Most patients with ectopic pancreas are asymptomatic. Clinical findings are due to either primary manifestations from pathologic changes or secondary manifestations from obstruction or compression by the mass effect of the ectopic tissue. Primary manifestations may include episodes of acute pancreatitis, pancreatic cancer, cysts and abscess formation. Secondary manifestations include intussusception, obstructive jaundice/cholestasis and pyloric obstruction and GI bleeding, caused by disruption of submucosal vessels [12].

Cystic dystrophy of heterotopic pancreas (CDHP) is very uncommon. It has been described in short series and case reports on the basis of surgical specimens [3, 4, 15]. In a series of 109 patients [3], it was found involving duodenum (91%), gastric antrum (9%), and jejunum (1%); most of them had more than two cysts and the diameter of the largest was 15 mm. Associated calcifications were found in 11% of the cases, 95% of them in association of chronic pancreatitis.

Its natural history is not well known, except its reported relationship with alcoholism and chronic pancreatitis, although it may appear as an independent disease in almost one-third of the cases [3, 4]. In the reported cases, majority of patients were men (men 90%; relationship men/women 11/1) and the most commonly complaining symptoms were abdominal pain, acute pancreatitis, vomiting after food intake, weight loss [3, 4, 14]. Less frequently reported symptoms were diabetes, cholestasis/jaundice, malabsorption and digestive bleeding [3, 14]. Excepting pancreatic insufficiency, most symptoms are common in both types (with and without chronic pancreatitis/alcoholism) [3]. Furthermore, for some authors CDHP is a manifestation of chronic pancreatitis, in a focus of aberrant pancreatic tissue, which would explain the strong relationship between both entities [14].

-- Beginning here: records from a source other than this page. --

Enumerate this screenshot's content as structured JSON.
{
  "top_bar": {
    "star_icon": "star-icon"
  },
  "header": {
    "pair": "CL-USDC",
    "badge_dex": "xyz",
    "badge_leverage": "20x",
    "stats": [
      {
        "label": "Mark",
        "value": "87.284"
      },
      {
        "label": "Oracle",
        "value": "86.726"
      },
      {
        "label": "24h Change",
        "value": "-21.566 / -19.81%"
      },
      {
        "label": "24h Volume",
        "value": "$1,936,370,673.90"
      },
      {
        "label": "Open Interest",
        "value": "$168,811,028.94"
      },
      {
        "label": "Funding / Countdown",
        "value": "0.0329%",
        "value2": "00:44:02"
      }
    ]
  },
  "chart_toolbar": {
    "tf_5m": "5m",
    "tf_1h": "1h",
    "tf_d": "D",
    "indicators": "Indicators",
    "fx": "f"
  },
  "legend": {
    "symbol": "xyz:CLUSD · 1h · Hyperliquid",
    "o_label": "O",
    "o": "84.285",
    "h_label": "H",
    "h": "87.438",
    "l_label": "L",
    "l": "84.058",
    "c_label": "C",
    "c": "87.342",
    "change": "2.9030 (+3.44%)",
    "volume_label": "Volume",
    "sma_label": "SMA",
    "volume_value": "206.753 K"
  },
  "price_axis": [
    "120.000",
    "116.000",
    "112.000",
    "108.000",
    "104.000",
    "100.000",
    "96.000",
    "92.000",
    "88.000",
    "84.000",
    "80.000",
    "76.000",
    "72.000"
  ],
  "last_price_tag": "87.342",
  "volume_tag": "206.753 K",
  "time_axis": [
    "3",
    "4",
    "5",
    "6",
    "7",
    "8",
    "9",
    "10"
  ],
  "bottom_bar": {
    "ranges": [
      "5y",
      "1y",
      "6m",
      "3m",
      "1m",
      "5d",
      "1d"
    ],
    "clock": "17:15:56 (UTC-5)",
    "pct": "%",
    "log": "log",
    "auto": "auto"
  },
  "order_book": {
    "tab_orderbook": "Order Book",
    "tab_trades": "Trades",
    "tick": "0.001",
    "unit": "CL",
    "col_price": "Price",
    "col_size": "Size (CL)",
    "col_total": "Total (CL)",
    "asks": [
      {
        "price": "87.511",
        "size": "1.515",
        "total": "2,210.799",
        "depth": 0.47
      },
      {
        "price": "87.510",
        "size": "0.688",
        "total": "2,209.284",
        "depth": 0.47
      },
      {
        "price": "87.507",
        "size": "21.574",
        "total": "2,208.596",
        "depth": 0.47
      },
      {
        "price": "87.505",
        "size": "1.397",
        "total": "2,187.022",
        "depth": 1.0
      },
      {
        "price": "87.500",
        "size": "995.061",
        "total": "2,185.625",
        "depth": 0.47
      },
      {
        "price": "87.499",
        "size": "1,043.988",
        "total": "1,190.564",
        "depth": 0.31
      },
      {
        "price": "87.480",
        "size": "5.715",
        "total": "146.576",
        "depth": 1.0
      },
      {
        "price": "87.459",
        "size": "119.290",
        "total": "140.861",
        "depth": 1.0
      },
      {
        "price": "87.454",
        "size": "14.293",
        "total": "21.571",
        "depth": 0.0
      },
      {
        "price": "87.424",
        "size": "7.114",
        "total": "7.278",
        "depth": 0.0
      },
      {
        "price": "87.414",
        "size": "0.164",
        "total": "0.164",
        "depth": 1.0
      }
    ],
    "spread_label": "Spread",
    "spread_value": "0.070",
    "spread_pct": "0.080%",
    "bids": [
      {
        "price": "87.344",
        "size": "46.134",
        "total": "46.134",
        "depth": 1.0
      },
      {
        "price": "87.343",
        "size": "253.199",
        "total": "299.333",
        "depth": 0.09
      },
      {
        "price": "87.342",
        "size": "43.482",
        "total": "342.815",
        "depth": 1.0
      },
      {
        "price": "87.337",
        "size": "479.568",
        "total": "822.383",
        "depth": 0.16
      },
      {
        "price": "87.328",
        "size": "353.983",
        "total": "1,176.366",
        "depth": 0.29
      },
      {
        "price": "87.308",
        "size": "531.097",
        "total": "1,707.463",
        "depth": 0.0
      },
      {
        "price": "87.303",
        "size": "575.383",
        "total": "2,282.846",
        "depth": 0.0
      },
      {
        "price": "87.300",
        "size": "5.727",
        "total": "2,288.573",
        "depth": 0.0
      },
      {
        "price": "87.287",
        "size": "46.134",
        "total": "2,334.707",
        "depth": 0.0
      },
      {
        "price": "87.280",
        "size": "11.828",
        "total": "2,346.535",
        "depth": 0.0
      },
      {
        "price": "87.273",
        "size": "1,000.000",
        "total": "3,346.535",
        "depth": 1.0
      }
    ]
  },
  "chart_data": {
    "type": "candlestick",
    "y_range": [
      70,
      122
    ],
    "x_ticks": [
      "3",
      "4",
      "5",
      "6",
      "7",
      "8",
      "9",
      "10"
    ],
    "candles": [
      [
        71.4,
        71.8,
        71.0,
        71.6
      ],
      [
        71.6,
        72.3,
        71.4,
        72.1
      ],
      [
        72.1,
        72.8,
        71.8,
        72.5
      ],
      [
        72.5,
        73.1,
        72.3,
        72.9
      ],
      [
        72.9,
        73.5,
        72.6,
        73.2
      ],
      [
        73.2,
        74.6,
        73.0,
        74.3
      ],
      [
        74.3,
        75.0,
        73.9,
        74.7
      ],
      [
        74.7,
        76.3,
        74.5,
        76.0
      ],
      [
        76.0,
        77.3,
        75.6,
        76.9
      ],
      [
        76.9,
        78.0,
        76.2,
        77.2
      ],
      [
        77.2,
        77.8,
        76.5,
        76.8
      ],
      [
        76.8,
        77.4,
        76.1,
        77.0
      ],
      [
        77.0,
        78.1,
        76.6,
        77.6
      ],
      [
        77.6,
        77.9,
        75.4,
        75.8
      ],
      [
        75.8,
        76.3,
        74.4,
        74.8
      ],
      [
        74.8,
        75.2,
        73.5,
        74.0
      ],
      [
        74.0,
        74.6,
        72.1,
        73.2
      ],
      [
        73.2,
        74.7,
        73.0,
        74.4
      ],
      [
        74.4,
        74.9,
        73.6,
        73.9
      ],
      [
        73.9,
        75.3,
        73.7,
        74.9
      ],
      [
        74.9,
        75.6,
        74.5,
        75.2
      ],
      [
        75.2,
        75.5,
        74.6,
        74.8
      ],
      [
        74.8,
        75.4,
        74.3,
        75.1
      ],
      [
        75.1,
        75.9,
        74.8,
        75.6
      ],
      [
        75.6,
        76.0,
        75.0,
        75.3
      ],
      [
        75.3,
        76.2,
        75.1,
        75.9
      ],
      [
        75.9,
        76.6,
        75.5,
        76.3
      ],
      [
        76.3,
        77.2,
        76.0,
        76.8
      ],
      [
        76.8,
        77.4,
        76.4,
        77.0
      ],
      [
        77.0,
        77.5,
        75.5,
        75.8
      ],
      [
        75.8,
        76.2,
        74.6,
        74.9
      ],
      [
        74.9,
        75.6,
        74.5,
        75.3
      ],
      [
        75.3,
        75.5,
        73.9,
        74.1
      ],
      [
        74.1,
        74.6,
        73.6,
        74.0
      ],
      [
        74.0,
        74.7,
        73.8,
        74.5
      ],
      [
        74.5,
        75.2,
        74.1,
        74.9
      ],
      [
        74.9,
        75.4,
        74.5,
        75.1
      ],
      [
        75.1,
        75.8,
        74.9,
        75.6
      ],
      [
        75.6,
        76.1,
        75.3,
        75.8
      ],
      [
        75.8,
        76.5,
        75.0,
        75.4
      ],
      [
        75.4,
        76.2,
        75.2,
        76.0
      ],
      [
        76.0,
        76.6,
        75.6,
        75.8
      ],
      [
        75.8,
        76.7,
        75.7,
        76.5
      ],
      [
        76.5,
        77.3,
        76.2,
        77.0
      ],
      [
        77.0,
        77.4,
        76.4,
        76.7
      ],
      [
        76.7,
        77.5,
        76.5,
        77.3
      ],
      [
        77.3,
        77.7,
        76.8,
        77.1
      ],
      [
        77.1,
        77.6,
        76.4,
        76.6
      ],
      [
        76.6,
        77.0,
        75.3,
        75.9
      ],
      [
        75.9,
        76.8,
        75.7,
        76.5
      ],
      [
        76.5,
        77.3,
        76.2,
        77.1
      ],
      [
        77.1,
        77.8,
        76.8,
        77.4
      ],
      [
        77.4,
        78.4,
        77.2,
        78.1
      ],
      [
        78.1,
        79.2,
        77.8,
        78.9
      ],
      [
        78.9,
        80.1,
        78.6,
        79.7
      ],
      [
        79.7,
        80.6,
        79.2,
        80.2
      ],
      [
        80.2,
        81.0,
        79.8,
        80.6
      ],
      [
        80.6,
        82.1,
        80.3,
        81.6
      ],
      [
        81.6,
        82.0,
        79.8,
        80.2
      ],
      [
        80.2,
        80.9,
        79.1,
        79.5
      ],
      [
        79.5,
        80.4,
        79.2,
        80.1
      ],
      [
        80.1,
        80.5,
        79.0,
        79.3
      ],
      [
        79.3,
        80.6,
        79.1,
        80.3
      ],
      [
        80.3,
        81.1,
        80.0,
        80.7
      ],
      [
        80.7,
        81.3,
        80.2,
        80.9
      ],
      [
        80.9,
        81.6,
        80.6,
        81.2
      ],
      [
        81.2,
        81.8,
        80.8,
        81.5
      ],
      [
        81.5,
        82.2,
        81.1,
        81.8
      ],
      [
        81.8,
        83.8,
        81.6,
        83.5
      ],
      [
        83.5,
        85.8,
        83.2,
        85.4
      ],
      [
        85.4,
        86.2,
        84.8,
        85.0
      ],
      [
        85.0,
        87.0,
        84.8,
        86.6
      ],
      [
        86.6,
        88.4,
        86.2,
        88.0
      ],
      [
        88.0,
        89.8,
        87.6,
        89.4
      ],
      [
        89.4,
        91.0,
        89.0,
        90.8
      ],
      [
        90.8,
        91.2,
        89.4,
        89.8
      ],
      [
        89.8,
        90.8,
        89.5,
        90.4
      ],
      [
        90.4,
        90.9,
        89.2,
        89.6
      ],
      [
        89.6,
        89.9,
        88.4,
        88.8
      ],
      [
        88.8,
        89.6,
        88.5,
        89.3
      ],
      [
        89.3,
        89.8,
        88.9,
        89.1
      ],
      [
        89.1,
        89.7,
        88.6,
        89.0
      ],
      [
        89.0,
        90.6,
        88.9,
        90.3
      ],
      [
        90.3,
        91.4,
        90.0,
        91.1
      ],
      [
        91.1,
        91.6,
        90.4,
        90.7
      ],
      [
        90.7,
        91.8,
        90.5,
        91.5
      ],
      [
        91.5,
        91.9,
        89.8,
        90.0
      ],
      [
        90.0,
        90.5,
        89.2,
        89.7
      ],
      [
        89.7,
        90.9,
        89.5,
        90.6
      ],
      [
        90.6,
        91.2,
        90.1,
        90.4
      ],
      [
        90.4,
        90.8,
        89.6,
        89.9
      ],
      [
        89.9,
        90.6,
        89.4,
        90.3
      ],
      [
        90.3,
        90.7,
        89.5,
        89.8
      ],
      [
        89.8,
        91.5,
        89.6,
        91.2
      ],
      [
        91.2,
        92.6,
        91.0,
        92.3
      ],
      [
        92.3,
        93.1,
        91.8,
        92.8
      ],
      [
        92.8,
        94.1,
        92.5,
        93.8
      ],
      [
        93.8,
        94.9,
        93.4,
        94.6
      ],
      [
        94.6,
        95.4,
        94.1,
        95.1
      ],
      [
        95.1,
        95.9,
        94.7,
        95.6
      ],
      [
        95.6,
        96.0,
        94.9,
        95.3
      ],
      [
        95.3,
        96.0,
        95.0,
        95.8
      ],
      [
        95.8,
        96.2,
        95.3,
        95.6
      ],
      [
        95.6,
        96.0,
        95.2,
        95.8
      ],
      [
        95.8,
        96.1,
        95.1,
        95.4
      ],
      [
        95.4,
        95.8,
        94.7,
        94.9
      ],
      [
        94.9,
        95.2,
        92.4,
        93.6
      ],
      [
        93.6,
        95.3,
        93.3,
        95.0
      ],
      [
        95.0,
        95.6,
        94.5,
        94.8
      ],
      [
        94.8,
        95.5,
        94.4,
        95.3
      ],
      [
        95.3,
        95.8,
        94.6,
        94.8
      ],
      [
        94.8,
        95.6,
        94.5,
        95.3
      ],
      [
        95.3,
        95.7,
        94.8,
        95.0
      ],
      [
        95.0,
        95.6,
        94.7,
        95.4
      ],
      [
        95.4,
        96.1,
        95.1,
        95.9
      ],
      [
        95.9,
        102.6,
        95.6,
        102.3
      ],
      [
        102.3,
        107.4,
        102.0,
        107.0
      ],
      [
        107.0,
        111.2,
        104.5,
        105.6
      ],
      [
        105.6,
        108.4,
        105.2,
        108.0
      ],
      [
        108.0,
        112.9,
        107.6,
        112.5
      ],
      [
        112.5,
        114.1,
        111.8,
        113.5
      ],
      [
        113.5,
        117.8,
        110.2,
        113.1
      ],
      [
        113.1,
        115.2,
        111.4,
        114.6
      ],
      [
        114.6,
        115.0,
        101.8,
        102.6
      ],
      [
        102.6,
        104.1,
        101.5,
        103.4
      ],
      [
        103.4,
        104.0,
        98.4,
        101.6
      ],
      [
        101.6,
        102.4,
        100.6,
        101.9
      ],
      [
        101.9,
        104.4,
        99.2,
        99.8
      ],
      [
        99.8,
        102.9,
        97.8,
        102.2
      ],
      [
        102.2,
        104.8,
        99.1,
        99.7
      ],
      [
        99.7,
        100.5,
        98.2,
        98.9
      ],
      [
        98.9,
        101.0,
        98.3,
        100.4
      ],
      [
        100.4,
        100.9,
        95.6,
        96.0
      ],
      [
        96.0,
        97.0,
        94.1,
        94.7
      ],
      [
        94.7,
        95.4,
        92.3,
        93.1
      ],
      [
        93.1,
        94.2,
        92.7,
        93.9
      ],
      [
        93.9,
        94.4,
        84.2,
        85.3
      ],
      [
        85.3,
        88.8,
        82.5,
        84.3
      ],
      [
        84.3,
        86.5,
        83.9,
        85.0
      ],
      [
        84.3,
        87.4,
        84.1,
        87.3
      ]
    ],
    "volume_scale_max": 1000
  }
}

Abdominal radiological studies, based on barium contrast studies, endoscopic ultrasound (EUS), computed tomography (CT) and magnetic resonance (MR) offer an optimal approach of this disease before surgical management, as they may demonstrate small cystic formations (often diameter less than 1–1.5 cm), within the enlarged and thickened wall of the duodenum or stomach [3, 14, 15]. Endoscopic ultrasound (EUS), especially with 20 MHz mini probes, may offer an accurate diagnosis as it shows cystic cavities and diffuse intramural infiltration of the submucosa and muscularis propria (fourth hypoechoic layer), allows measurement of the thickened duodenal or gastric wall (commonly between 15–20 mms), and may detect islets of aberrant pancreatic tissue [14, 15].

Preoperative differential diagnosis must be done with other entities characterized by cystic changes, as pancreatic pseudocyst (without a proper wall), gastrointestinal duplication cyst (with a complete five layer wall), gastrointestinal or pancreatic cystic neoplasms (with solid tissue components) or choledococele [14]. However, an accurate diagnosis requires the anatomopathological demonstration of focal disorganization in the wall of the gut, with one or more cystic formations mostly located in the interior of the submucosal or muscularis propria [3, 15].

Non-surgical treatment includes gastric aspiration and intravenous administration of somatostatine or octreotid. If symptoms persist, both endoscopic and surgical resection can be indicated [14].

Although in 11 reported cases of heterotopic pancreas in the stomach [13, 1625], different complications were described such as pseudocyst, abscess, lithiasis/calcifications, acute pancreatitis or adenocarcinoma, none was properly considered as CDHP. Furthermore, to our knowledge, only four reported cases in the English literature [4, 15, 26, 27] specifically consider CDHP as a proper disease, but occurring in the duodenal wall.

We present the exceptional case of CDHP with calcifications in the lesser curvature of the stomach, along the body and antrum of the gastric wall. The patient was a non-alcoholic young woman who complained of recurrent episodes of pancreatitis, abdominal pain and vomiting. After preoperative radiological examination (including barium contrast studies, abdominal CT and MR), the diagnosis of CDHP was first suspected; histological confirmation was made after successful partial gastrectomy, with a complete clinical recovery of the patient.